Wineries Threaten to Replace Striking Workers Permanently
In the latest escalation of the 6-week-old California wine strike, a spokesman for the wine makers announced Monday that management would “permanently replace” about 2,200 striking employees unless they report back to work within a week.
This latest development in the bitter battle between the 12-member Winery Employers Assn. and the Distillery, Wine and Allied Workers Union followed labor calls over the weekend for a national consumer boycott against the wineries.
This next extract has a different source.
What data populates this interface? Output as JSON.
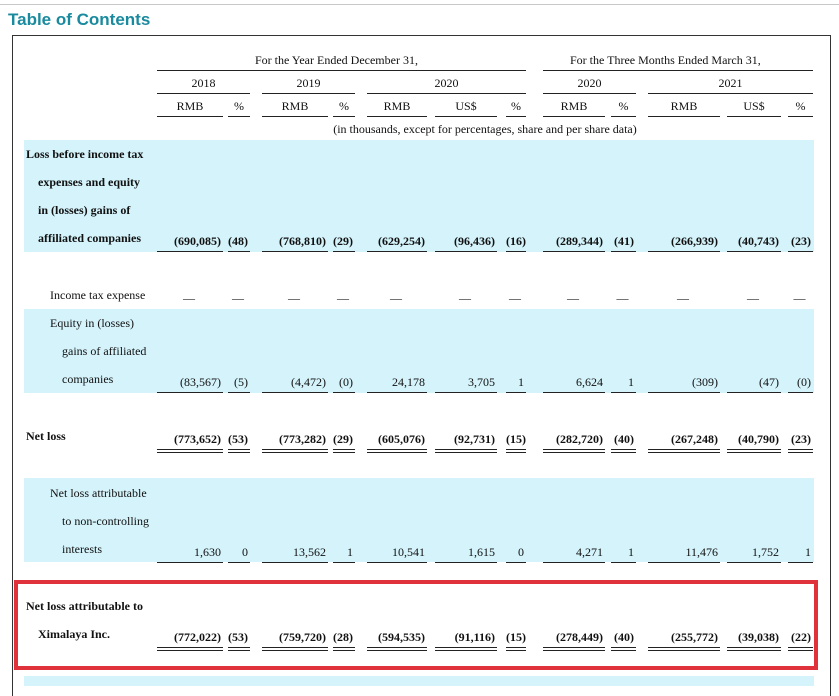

These wineries produce half of California’s wine, and include Gallo, the world’s largest wine maker.
Robert Lieber, attorney for the employers association, termed the boycott “a new level of industrial combat,” saying the strike was no longer “a conventional labor dispute, but nuclear war.” He said he was informing federal mediators that the association would not return to the bargaining table “for the foreseeable future.”
Robert Fogg, union spokesman and president of Local 186, said he was not surprised at the employer’s “severe threat” to replace striking workers, and he vowed to continue the boycott. He said he might file a complaint with the National Labor Relations Board.
Workers Monday were on picket lines from Napa Valley to Bakersfield. The union said 98 members have crossed the picket lines.
The struck wineries include Christian Brothers, Charles Krug, Franzia, Almaden, Vie-Del, Bronco, Lamont, Gibson and Fromm & Sichel as well as Gallo.